The screws tighten for Margaret (Scottish actress Tilda Swinton) with the arrival of Alek Spera (Goran Visnjic from NBC's "ER"), who has an explicit videotape of Beau and Darby during a sexual encounter. Alek offers to sell it to her for $50,000—or he will take it to the police. In the midst of everything else going on in her life, she desperately tries to raise the money. But that kind of cash isn't easy to come up with in 24 hours.

One of the big reasons The Deep End works as well as it does is because of Swinton's powerful performance. Don't be surprised in February if she's one of the five Oscar finalists for best actress. Her work is that good. Lacking the striking Hollywood looks of, say, an Ashley Judd or Charlize Theron, that makes Swinton's Margaret all the more believable. After roles in a series of little-seen movies—including an acclaimed turn as both a man and a woman over a span of 400 years in 1993's art-house release "Orlando"—this could be considered her breakout performance. 
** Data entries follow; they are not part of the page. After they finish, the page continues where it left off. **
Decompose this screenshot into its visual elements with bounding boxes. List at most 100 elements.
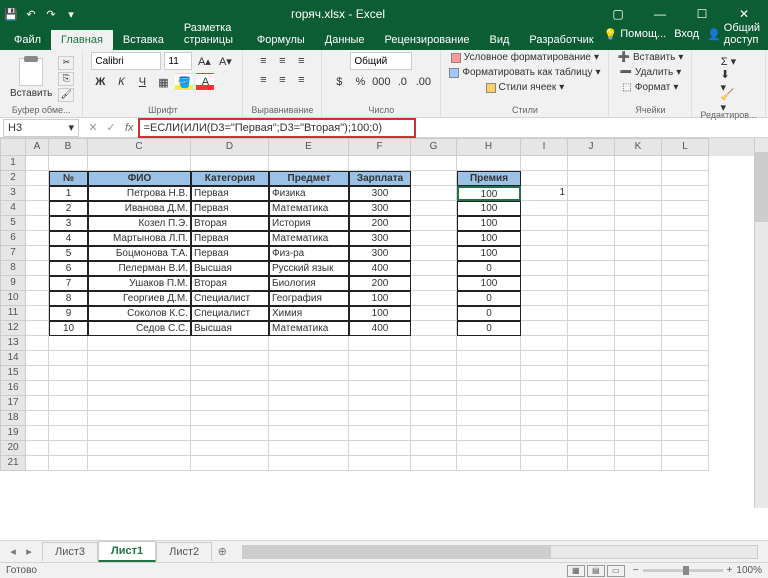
cell-K13[interactable] bbox=[615, 336, 662, 351]
cell-K19[interactable] bbox=[615, 426, 662, 441]
col-header-L[interactable]: L bbox=[662, 138, 709, 156]
cell-D7[interactable]: Первая bbox=[191, 246, 269, 261]
col-header-H[interactable]: H bbox=[457, 138, 521, 156]
cell-F10[interactable]: 100 bbox=[349, 291, 411, 306]
cell-D18[interactable] bbox=[191, 411, 269, 426]
cell-G16[interactable] bbox=[411, 381, 457, 396]
zoom-level[interactable]: 100% bbox=[736, 565, 762, 576]
cell-K15[interactable] bbox=[615, 366, 662, 381]
cell-E6[interactable]: Математика bbox=[269, 231, 349, 246]
cell-B13[interactable] bbox=[49, 336, 88, 351]
cell-H1[interactable] bbox=[457, 156, 521, 171]
cell-C3[interactable]: Петрова Н.В. bbox=[88, 186, 191, 201]
cell-K21[interactable] bbox=[615, 456, 662, 471]
cell-G1[interactable] bbox=[411, 156, 457, 171]
cell-C9[interactable]: Ушаков П.М. bbox=[88, 276, 191, 291]
cell-L5[interactable] bbox=[662, 216, 709, 231]
font-color-icon[interactable]: A bbox=[196, 73, 214, 91]
cell-L16[interactable] bbox=[662, 381, 709, 396]
cell-I3[interactable]: 1 bbox=[521, 186, 568, 201]
cell-I6[interactable] bbox=[521, 231, 568, 246]
cell-C10[interactable]: Георгиев Д.М. bbox=[88, 291, 191, 306]
cell-E19[interactable] bbox=[269, 426, 349, 441]
tab-developer[interactable]: Разработчик bbox=[519, 30, 603, 50]
cell-K5[interactable] bbox=[615, 216, 662, 231]
cell-F15[interactable] bbox=[349, 366, 411, 381]
cell-A3[interactable] bbox=[26, 186, 49, 201]
cell-J11[interactable] bbox=[568, 306, 615, 321]
cell-G21[interactable] bbox=[411, 456, 457, 471]
cell-B6[interactable]: 4 bbox=[49, 231, 88, 246]
sign-in[interactable]: Вход bbox=[674, 28, 699, 40]
underline-button[interactable]: Ч bbox=[133, 73, 151, 91]
cell-D9[interactable]: Вторая bbox=[191, 276, 269, 291]
cell-G18[interactable] bbox=[411, 411, 457, 426]
clear-icon[interactable]: 🧹▾ bbox=[719, 92, 737, 110]
italic-button[interactable]: К bbox=[112, 73, 130, 91]
cell-K4[interactable] bbox=[615, 201, 662, 216]
cell-L13[interactable] bbox=[662, 336, 709, 351]
cell-J18[interactable] bbox=[568, 411, 615, 426]
cell-L15[interactable] bbox=[662, 366, 709, 381]
cell-B12[interactable]: 10 bbox=[49, 321, 88, 336]
cell-F12[interactable]: 400 bbox=[349, 321, 411, 336]
cell-I21[interactable] bbox=[521, 456, 568, 471]
cell-A14[interactable] bbox=[26, 351, 49, 366]
cell-L11[interactable] bbox=[662, 306, 709, 321]
cell-F6[interactable]: 300 bbox=[349, 231, 411, 246]
cell-A5[interactable] bbox=[26, 216, 49, 231]
cell-I2[interactable] bbox=[521, 171, 568, 186]
cell-K17[interactable] bbox=[615, 396, 662, 411]
cell-I12[interactable] bbox=[521, 321, 568, 336]
cell-I8[interactable] bbox=[521, 261, 568, 276]
customize-qat-icon[interactable]: ▾ bbox=[64, 7, 78, 21]
cell-D1[interactable] bbox=[191, 156, 269, 171]
cell-C2[interactable]: ФИО bbox=[88, 171, 191, 186]
cell-A2[interactable] bbox=[26, 171, 49, 186]
font-size-select[interactable] bbox=[164, 52, 192, 70]
cell-H10[interactable]: 0 bbox=[457, 291, 521, 306]
cell-D12[interactable]: Высшая bbox=[191, 321, 269, 336]
add-sheet-icon[interactable]: ⊕ bbox=[212, 545, 232, 558]
cell-A10[interactable] bbox=[26, 291, 49, 306]
cell-J3[interactable] bbox=[568, 186, 615, 201]
cell-K2[interactable] bbox=[615, 171, 662, 186]
cell-G9[interactable] bbox=[411, 276, 457, 291]
cell-B5[interactable]: 3 bbox=[49, 216, 88, 231]
row-header-16[interactable]: 16 bbox=[0, 381, 26, 396]
cell-H13[interactable] bbox=[457, 336, 521, 351]
tab-view[interactable]: Вид bbox=[480, 30, 520, 50]
cell-K7[interactable] bbox=[615, 246, 662, 261]
cell-F5[interactable]: 200 bbox=[349, 216, 411, 231]
sheet-nav-last-icon[interactable]: ▸ bbox=[22, 545, 36, 558]
borders-icon[interactable]: ▦ bbox=[154, 73, 172, 91]
col-header-F[interactable]: F bbox=[349, 138, 411, 156]
cell-D4[interactable]: Первая bbox=[191, 201, 269, 216]
cell-L2[interactable] bbox=[662, 171, 709, 186]
fx-icon[interactable]: fx bbox=[125, 122, 134, 134]
cell-I5[interactable] bbox=[521, 216, 568, 231]
cell-I7[interactable] bbox=[521, 246, 568, 261]
select-all-corner[interactable] bbox=[0, 138, 26, 156]
row-header-1[interactable]: 1 bbox=[0, 156, 26, 171]
row-header-14[interactable]: 14 bbox=[0, 351, 26, 366]
sheet-tab-2[interactable]: Лист2 bbox=[156, 542, 212, 561]
cell-J5[interactable] bbox=[568, 216, 615, 231]
cell-H17[interactable] bbox=[457, 396, 521, 411]
cell-G20[interactable] bbox=[411, 441, 457, 456]
format-cells-button[interactable]: ⬚ Формат ▾ bbox=[622, 82, 678, 93]
row-header-9[interactable]: 9 bbox=[0, 276, 26, 291]
cell-G17[interactable] bbox=[411, 396, 457, 411]
cell-L17[interactable] bbox=[662, 396, 709, 411]
col-header-G[interactable]: G bbox=[411, 138, 457, 156]
cell-C15[interactable] bbox=[88, 366, 191, 381]
cell-D20[interactable] bbox=[191, 441, 269, 456]
cell-A7[interactable] bbox=[26, 246, 49, 261]
col-header-C[interactable]: C bbox=[88, 138, 191, 156]
align-center-icon[interactable]: ≡ bbox=[273, 71, 291, 89]
cell-F3[interactable]: 300 bbox=[349, 186, 411, 201]
cell-D11[interactable]: Специалист bbox=[191, 306, 269, 321]
cell-E17[interactable] bbox=[269, 396, 349, 411]
cell-E13[interactable] bbox=[269, 336, 349, 351]
cell-A18[interactable] bbox=[26, 411, 49, 426]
Another high-water mark is the brilliant camerawork of Giles Nuttgens, winner of the best cinematography award when the film was screened at the Sundance Film Festival. Like so many Hitchcockian masterpieces, The Deep End is a visual gem. In one of the more interesting camera angles, Margaret is seen entering the kitchen through a drop of water hanging from a faucet.

The movie, however, does spring a few leaks. Why, for instance, didn't Margaret dump Darby's body in the deep end of the lake where it wouldn't be visible from the surface? And, sorry, but Alek's quick transformation from a blackmailing tough to a sympathetic nice guy is too much, too soon.

The relatively few odd moments are overshadowed by Swinton's brilliant turn as the mother who will do anything to protect her children. It truly is one of the year's best acting performances, male or female.